UK Education System
The UK education system is worldwide reputed for its high quality and standards. In general, the British higher education system has five stages of education: early years, primary years, secondary education, Further Education (FE) and Higher Education (HE). Britons enter the education system at the age of three and up to 16 are obliged to attend school (compulsory education), while afterward is upon their choice.
Besides sharing many similarities, the UK education system at different levels at each zone of administration (England, Scotland, and Wales) differs a bit. Generally spoken these differences are not so meaningful that we can talk about the UK higher education as being one.
In UK everybody, aged over 5 and under 16 is obliged to attend school. This aging time frame contains two sections of the education system in UK: Primary and Secondary School.

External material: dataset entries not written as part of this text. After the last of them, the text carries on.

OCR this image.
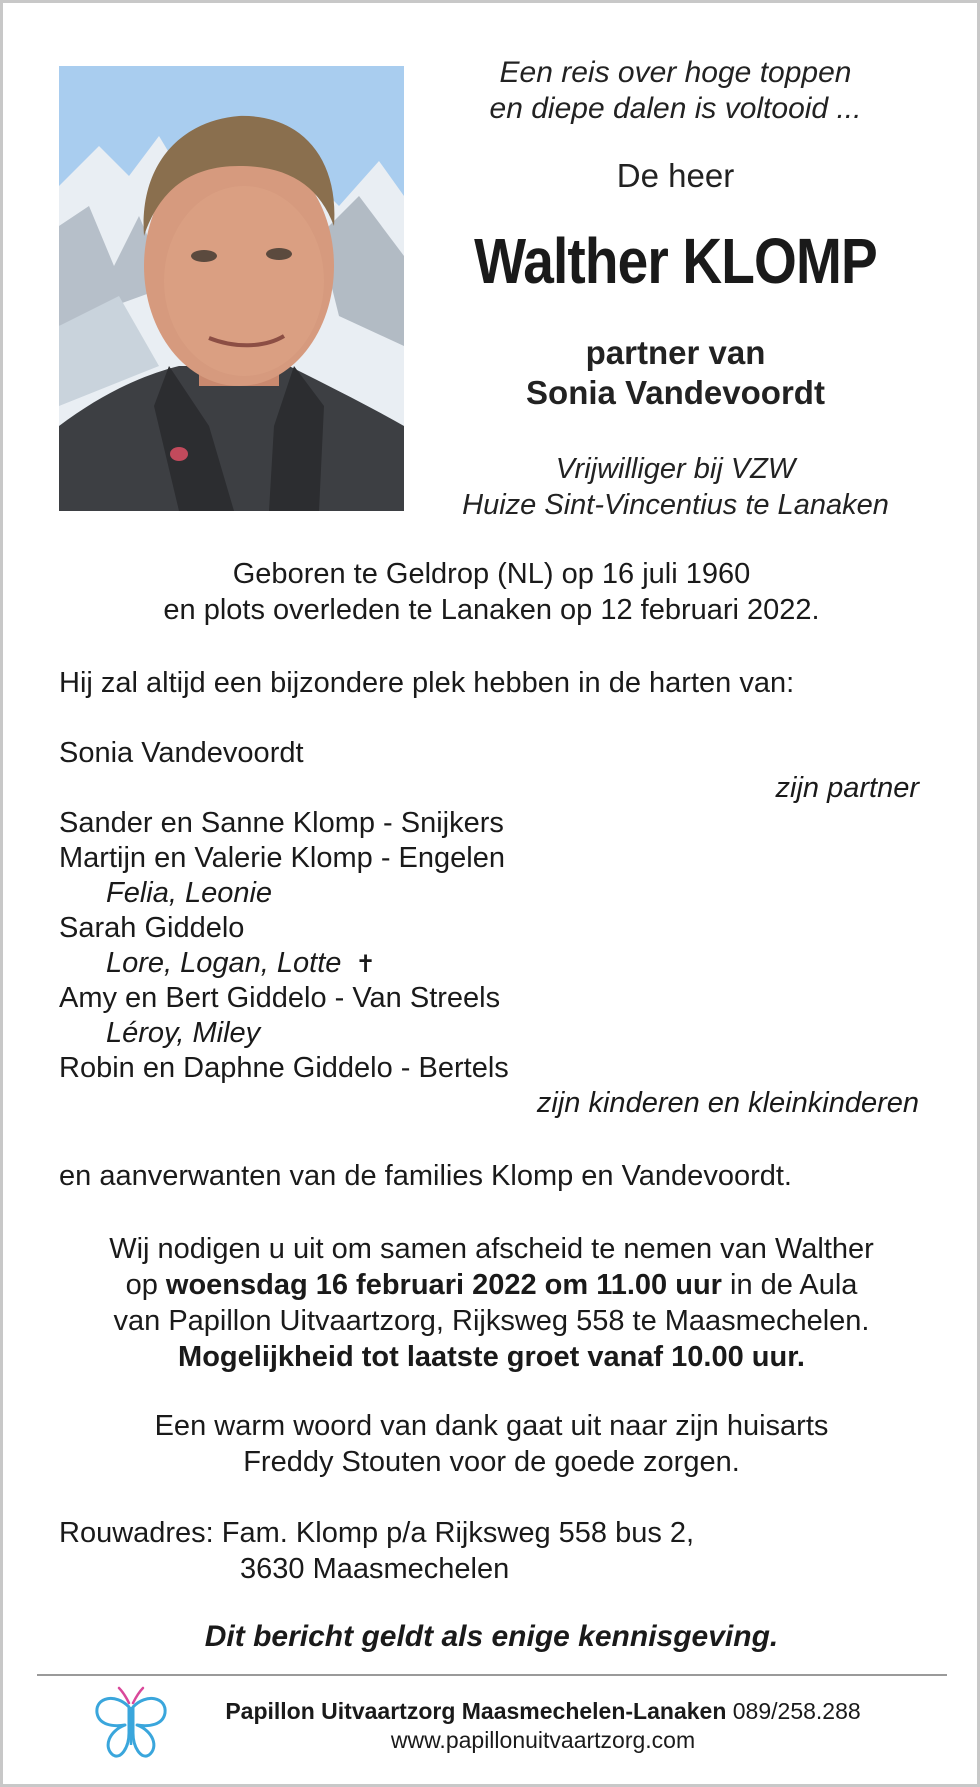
Een reis over hoge toppen
en diepe dalen is voltooid ...
De heer
Walther KLOMP
partner van
Sonia Vandevoordt
Vrijwilliger bij VZW
Huize Sint-Vincentius te Lanaken
Geboren te Geldrop (NL) op 16 juli 1960
en plots overleden te Lanaken op 12 februari 2022.
Hij zal altijd een bijzondere plek hebben in de harten van:
Sonia Vandevoordt
zijn partner
Sander en Sanne Klomp - Snijkers
Martijn en Valerie Klomp - Engelen
Felia, Leonie
Sarah Giddelo
Lore, Logan, Lotte ✝
Amy en Bert Giddelo - Van Streels
Léroy, Miley
Robin en Daphne Giddelo - Bertels
zijn kinderen en kleinkinderen
en aanverwanten van de families Klomp en Vandevoordt.
Wij nodigen u uit om samen afscheid te nemen van Walther
op woensdag 16 februari 2022 om 11.00 uur in de Aula
van Papillon Uitvaartzorg, Rijksweg 558 te Maasmechelen.
Mogelijkheid tot laatste groet vanaf 10.00 uur.
Een warm woord van dank gaat uit naar zijn huisarts
Freddy Stouten voor de goede zorgen.
Rouwadres: Fam. Klomp p/a Rijksweg 558 bus 2,
3630 Maasmechelen
Dit bericht geldt als enige kennisgeving.
Papillon Uitvaartzorg Maasmechelen-Lanaken 089/258.288
www.papillonuitvaartzorg.com
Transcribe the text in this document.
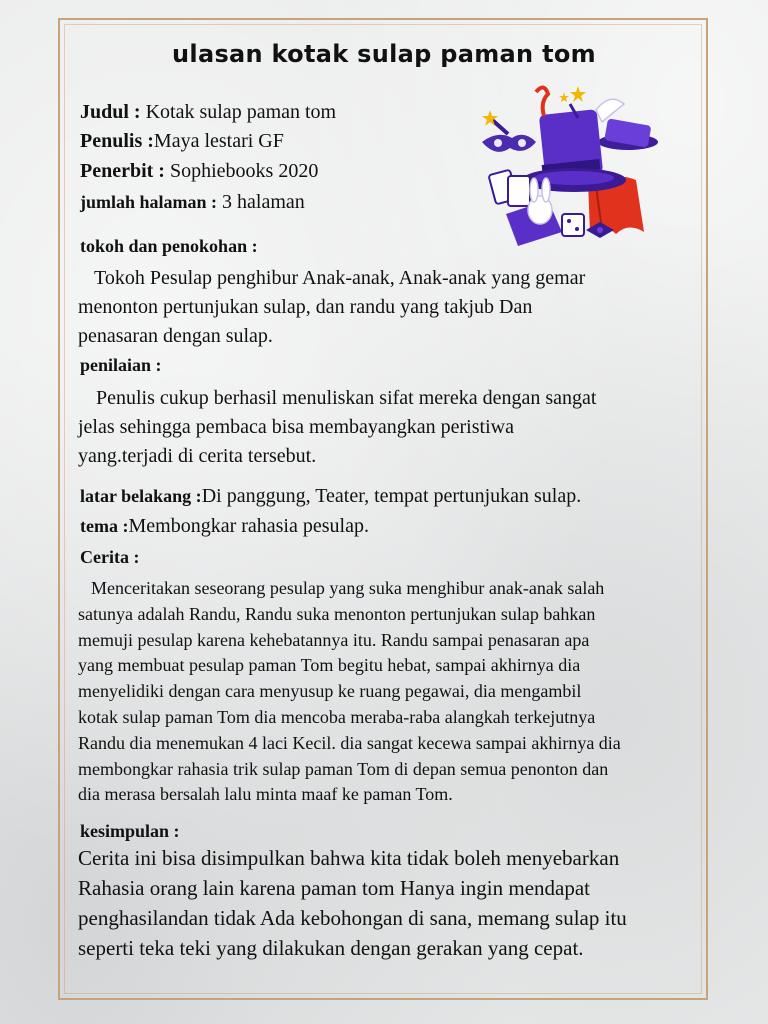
ulasan kotak sulap paman tom
Judul : Kotak sulap paman tom
Penulis :Maya lestari GF
Penerbit : Sophiebooks 2020
jumlah halaman : 3 halaman
tokoh dan penokohan :
Tokoh Pesulap penghibur Anak-anak, Anak-anak yang gemar
menonton pertunjukan sulap, dan randu yang takjub Dan
penasaran dengan sulap.
penilaian :
Penulis cukup berhasil menuliskan sifat mereka dengan sangat
jelas sehingga pembaca bisa membayangkan peristiwa
yang.terjadi di cerita tersebut.
latar belakang :Di panggung, Teater, tempat pertunjukan sulap.
tema :Membongkar rahasia pesulap.
Cerita :
Menceritakan seseorang pesulap yang suka menghibur anak-anak salah
satunya adalah Randu, Randu suka menonton pertunjukan sulap bahkan
memuji pesulap karena kehebatannya itu. Randu sampai penasaran apa
yang membuat pesulap paman Tom begitu hebat, sampai akhirnya dia
menyelidiki dengan cara menyusup ke ruang pegawai, dia mengambil
kotak sulap paman Tom dia mencoba meraba-raba alangkah terkejutnya
Randu dia menemukan 4 laci Kecil. dia sangat kecewa sampai akhirnya dia
membongkar rahasia trik sulap paman Tom di depan semua penonton dan
dia merasa bersalah lalu minta maaf ke paman Tom.
kesimpulan :
Cerita ini bisa disimpulkan bahwa kita tidak boleh menyebarkan
Rahasia orang lain karena paman tom Hanya ingin mendapat
penghasilandan tidak Ada kebohongan di sana, memang sulap itu
seperti teka teki yang dilakukan dengan gerakan yang cepat.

The Compulsory Education in UK
Key Stage 1
This stage includes pupils at the primary school aged 5 to 7 years old. Basically, during the key stage 1, kids are introduced to some of the most basic knowledge on subjects like the English language, Mathematics, History, Physical Education, Geography, History and Music. During the first year of this stage, the structure of the curriculum contains the Phonic screening, a short assessment of kids’ ability to decode and understand phonics properly. Typically, the student will speak loudly to his teacher a list of 40 words. At the end of this stage (same as in each of them), these pupils will sit for an examination aiming to measure their development in English, Maths and Science.
Key Stage 2
Between 7 to 11 years pupils will be in the second Key Stage of the compulsory education. Now the curriculum aims to move them further in gaining a bit more knowledge on core subjects. At the end of this stage, they will be tested in the following subjects
- English reading
- English grammar, punctuation and spelling
In English and Mathematics, the testing will be done through national assessment tests, while the teacher will independently assess the level of improvement of each student in Science.
Key Stage 3
Pupils aged 11 to 14 are in the third stage of compulsory education. To a certain degree, this period of their education is very important because only a few years later they will sit for the GCSE national qualification. The curriculum during this stage of education will also contain new subjects at which students are supposed to get some basic knowledge before moving any further in the upcoming stages of education. The subjects learned in Key Stage 3 are English, Mathematics, Science, History, Geography, Art and Design, Music, Physical Education, Modern Foreign Languages, Design and Technology and Computing. At the end of the Key Stage 3, some students may take their GCSE or other national qualifications.
Key Stage 4
The final stage of the compulsory education, the Key Stage 4 lasts from the age of 14 to 16. This is the most common period of time for students to undertake the national assessment tests that will lead them to take a GCSE or other national qualifications.
The compulsory national curriculum at this stage contains the “core” and “foundation” subjects.
And these are the “foundation” subjects taught at the Key Stage 4:
- Physical Education
Additionally, schools in UK are obliged to offer one of the following subjects during this stage of education
- Design and Technology
- Modern Foreign Languages
The Higher Education System in the United Kingdom
In particular, the UK higher education is valued all over the world for its renowned standards and quality. Its higher education’s prestige it also emanates from its graduates’ work afterward. Many eminent people in many different areas whose work reached global recognition came out of British universities. Some of these universities and other higher education providers are ranked at the top among universities in the world. The UK capital city, London, not by accident, is considered to be the world’s capital city of higher education. With its four universities being ranked in the world’s top ten, London has the highest number of top worldwide ranked universities per city.
By definition, the UK higher education is the level of education that follows the secondary school at the hierarchy of educational system in the UK. When the high school is over, Britons have to sit in a standard examination, which makes them eligible or not to continue their education in the higher level of education.
In the UK education system in contrast to the US higher education, there is a difference between college and university. While in the US there is no distinction between college and university with most of the people referring to a higher education provider as a college, in the UK this is not the case. Here, a college is a Further Education institution which prepares its students to earn degrees, while a university is licensed HE institution so, at the end of it, students will gain a degree.